Ak Parti İl Başkanlığı tarafından 4 Eylül Spor Salonu'nda düzenlenen kongreye partililer ilgi gösterdi. Salonun tamamını dolduran partililer coşku yaşadı. Salonun tümü Başbakan Davutoğlu'na yönelik çok sayıda pankart ile süslendi. Atatürk ve Davatoğlu posterinin arasına salona Cumhurbaşkanı Recep Tayyip Erdoğan'ın da posterinin asıldığı görüldü. Posterin altında ise 'Kurucu genel başkan' ifadesi yer aldı. Ayrıca Erdoğan'ın Sivas'ta düzenlediği miting konuşmalarından da kısa kesitler izlettirildi Kongre öncesinde Uğur Işılak konser verdi. Davutoğlu konuşmasının ardından partilileri selamlayarak salondan ayrıldı. - Sivas

 

haber sivas, Başbakan, Davutoğlu, Sivas, ta, (2), haberler, haberi, haberleri, HABER, HABERLER, Cemaat, Eylül, Huzur, Kobani, Kobane, Diyarbakır, Ankara, Irak, Istanbul, İstanbul, Hdp, Halkların Demokratik Partisi, Orta Doğu, Başbakan Davutoğlu, Bakanı Davutoğlu, Bakan Davutoğlu, Ahmed Davutoğlu, Ahmet Davutoğlu, Şemsi Tebrizi, Memur, Mahir Ünal, M.Fethullah Gülen, Fetullah Gülen, Fethullah Gülen, Türkiye Cumhuriyeti, Türkiye, Muhsin Yazıcıoğlu, Nyt, New York Times, Selahaddin Eyyubi, Amerika, Abd, Amerika Birleşik Devletleri, The Times, Times Gazetesi, Times, Süleyman Soylu, Dhkpc, DHKP C, Cumhurbaşkanı, Erenler, Bakanı Yılmaz, İsmet Yılmaz, Bakanı Yıldız, Bakan Yıldız, Taner Yıldız, Kılıçdaroğlu, Kemal Kılıçdaroğlu, Ekrem Erdem, Bakanı Bozdağ, Bakan Bozdağ, Bekir Bozdağ, Van, Akparti, AK Parti, Adalet Ve Kalkınma Partisi, Akp, Ak Parti, Muğla, Erzurum, Eşref Bitlis, Cumhurbaşkanı Recep Tayyip Erdoğan, Cumhurbaşkanı Recep Tayyip, Cumhurbaşkanı Tayyip Erdoğan, Cumhurbaşkanı Erdoğan, Recep Tayyib Erdoğan, Recep Tayyip, Tayyip Erdoğan, R.T.E, Recep Tayyip Erdoğan, Sivas, 12 Eylül, 28 Şubat, Hükümet, Filistin, Suriye, Aşık Veysel, Siyaset, Uğur Mumcu, sivas bülteni

Habere ifade bırak !
Habere ait etiket tanımlanmamış.
Okuyucu Yorumları (0)

Yorumunuz başarıyla alındı, inceleme ardından en kısa sürede yayına alınacaktır.

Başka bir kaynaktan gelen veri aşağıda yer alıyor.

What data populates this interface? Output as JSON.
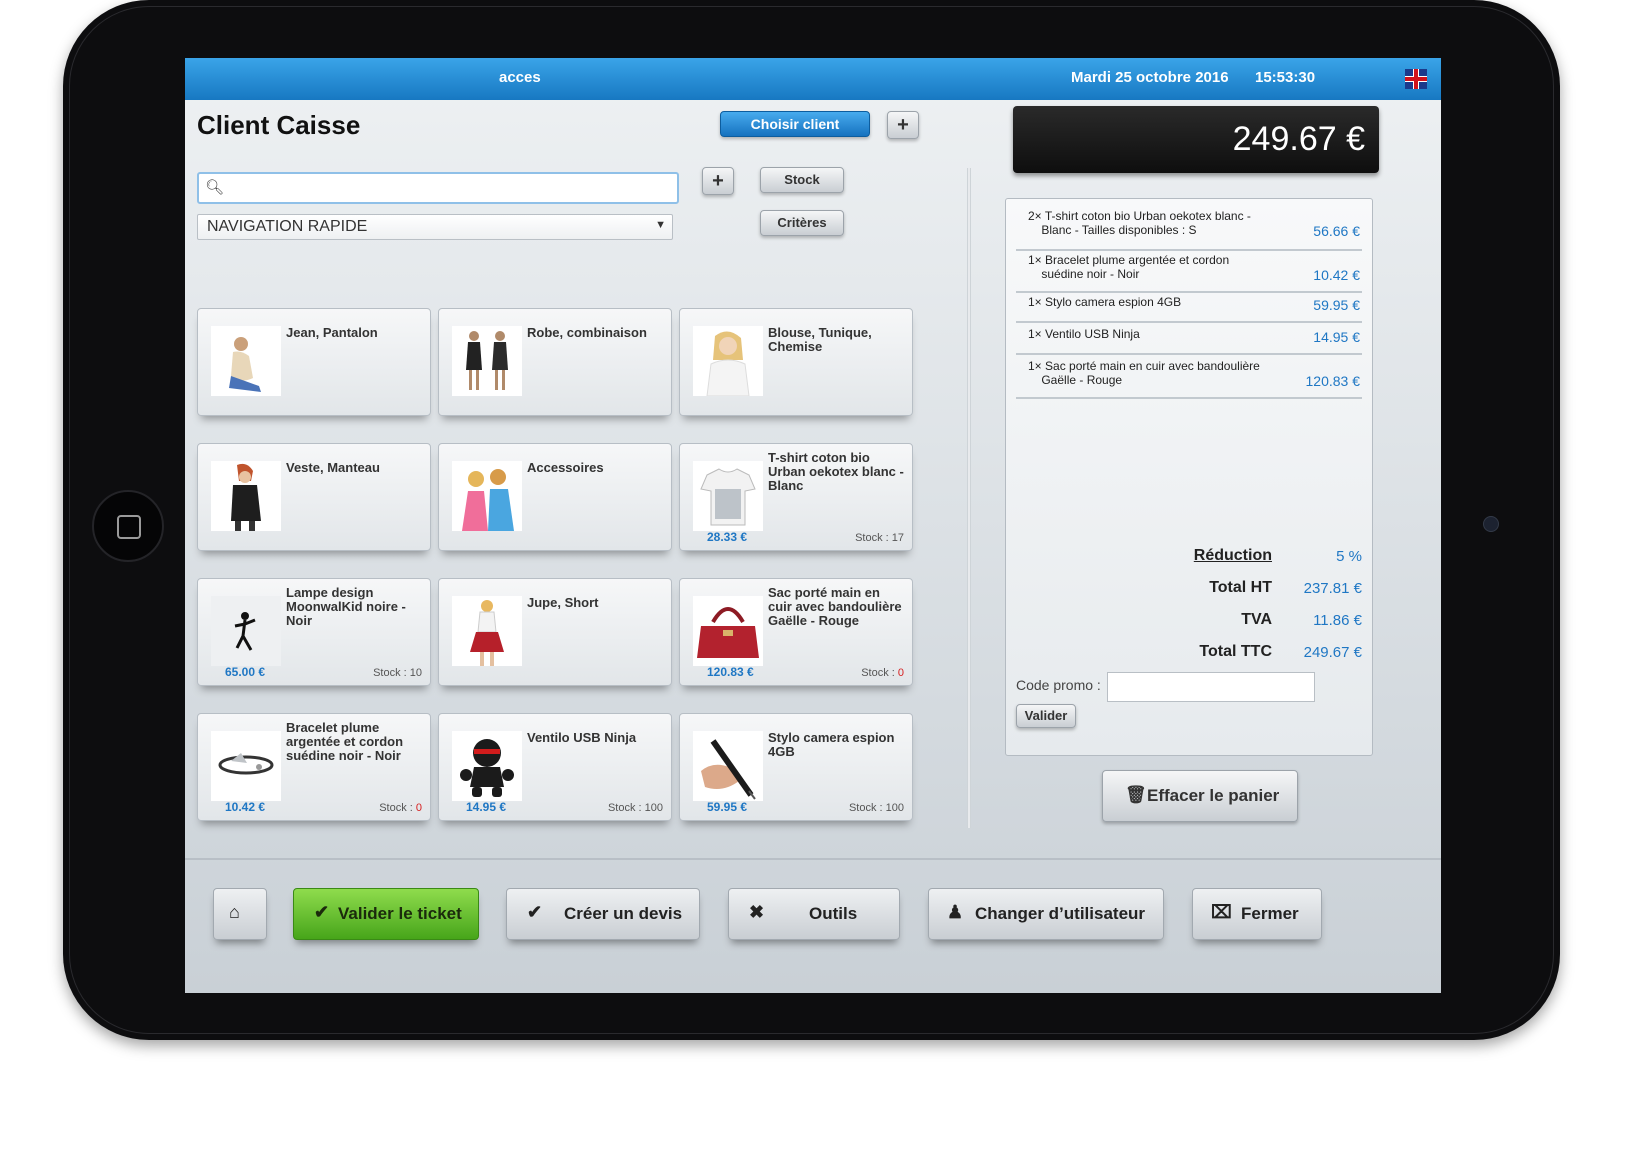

Yorum yazarak Topluluk Kuralları’nı kabul etmiş bulunuyor ve sivasbulteni.com sitesine yaptığınız yorumunuzla ilgili doğrudan veya dolaylı tüm sorumluluğu tek başınıza üstleniyorsunuz. Yazılan tüm yorumlardan site yönetimi hiçbir şekilde sorumlu tutulamaz.
Sitemizden en iyi şekilde faydalanabilmeniz için çerezler kullanılmaktadır, sitemizi kullanarak çerezleri kabul etmiş saylırsınız.